Joke? No. It's the Dunning-Kruger effect. I once watched a thread of a self-claimed physicist who ran an experimental apparatus in his garage claim he had empirical proof that the conservation of angular momentum as understood was flawed. Completely resistant to argument after argument that undermined the claim. He simply lacked the ability to understand he didn't understand. If you're not familiar, read up on the Indiana Pi Bill to see how truly absurd abuse of language and politics can get.
Some thinkers rely on highly idiosyncratic semantics and shallow syntactical clues in evaluating the truth-conditions of propositions. Again, moderators are simply not empowered to CONSISTENTLY eliminate extremely low-quality posts, nor fix extremely high-quality questions that get voted closed mistakenly.
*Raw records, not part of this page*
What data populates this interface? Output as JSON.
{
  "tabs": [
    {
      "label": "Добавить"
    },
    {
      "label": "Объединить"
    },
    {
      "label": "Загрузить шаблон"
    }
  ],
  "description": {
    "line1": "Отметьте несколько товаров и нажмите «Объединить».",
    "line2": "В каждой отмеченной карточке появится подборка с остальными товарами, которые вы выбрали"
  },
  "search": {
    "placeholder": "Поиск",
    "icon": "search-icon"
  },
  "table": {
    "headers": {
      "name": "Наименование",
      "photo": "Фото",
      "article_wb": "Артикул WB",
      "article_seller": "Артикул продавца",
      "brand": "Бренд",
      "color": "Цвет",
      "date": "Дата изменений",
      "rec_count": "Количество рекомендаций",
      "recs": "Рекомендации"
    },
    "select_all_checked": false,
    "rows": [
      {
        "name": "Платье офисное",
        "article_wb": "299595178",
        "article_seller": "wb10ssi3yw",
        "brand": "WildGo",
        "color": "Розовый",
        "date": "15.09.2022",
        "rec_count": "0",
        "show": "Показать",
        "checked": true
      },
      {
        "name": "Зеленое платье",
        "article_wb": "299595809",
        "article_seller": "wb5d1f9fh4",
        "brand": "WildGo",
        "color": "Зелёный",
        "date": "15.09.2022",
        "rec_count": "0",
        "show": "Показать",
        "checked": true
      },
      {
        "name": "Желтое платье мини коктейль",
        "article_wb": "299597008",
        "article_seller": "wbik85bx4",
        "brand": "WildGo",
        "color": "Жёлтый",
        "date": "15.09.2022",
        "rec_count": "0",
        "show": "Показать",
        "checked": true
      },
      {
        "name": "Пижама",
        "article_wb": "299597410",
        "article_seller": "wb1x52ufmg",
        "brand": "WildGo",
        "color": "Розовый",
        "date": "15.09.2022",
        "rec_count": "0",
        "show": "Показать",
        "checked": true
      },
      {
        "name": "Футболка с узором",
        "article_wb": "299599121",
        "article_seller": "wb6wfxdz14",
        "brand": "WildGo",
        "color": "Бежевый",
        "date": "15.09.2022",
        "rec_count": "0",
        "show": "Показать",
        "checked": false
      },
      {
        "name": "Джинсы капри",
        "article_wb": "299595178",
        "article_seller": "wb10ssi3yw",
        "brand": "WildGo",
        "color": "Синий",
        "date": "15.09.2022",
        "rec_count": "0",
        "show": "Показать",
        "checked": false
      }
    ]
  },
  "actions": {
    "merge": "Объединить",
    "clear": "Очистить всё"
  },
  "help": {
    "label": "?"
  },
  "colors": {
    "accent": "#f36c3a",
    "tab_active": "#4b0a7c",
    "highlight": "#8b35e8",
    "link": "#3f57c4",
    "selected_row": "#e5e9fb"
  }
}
This speaks to the point that the art of Q&A relies on a philosopher's editorial judgment to navigate simple fact-based questions (When was Philosophical Investigations published) and speculative opinion-based questions. (What is the meaning of life?) The problem has been and will continue to be how do we standardize the editorial middle-road, which as far as I can tell requires a consensual metric to separate high-quality editorial such as yours from low-quality editorial.
In essence, there is a parallel to be drawn between individual reputation wars and collective downvoting/closure skirmishes over metaphysical positions.
The moderators can't fix this until they are empowered to fix this lest they appear heavy-handed to novices such as myself.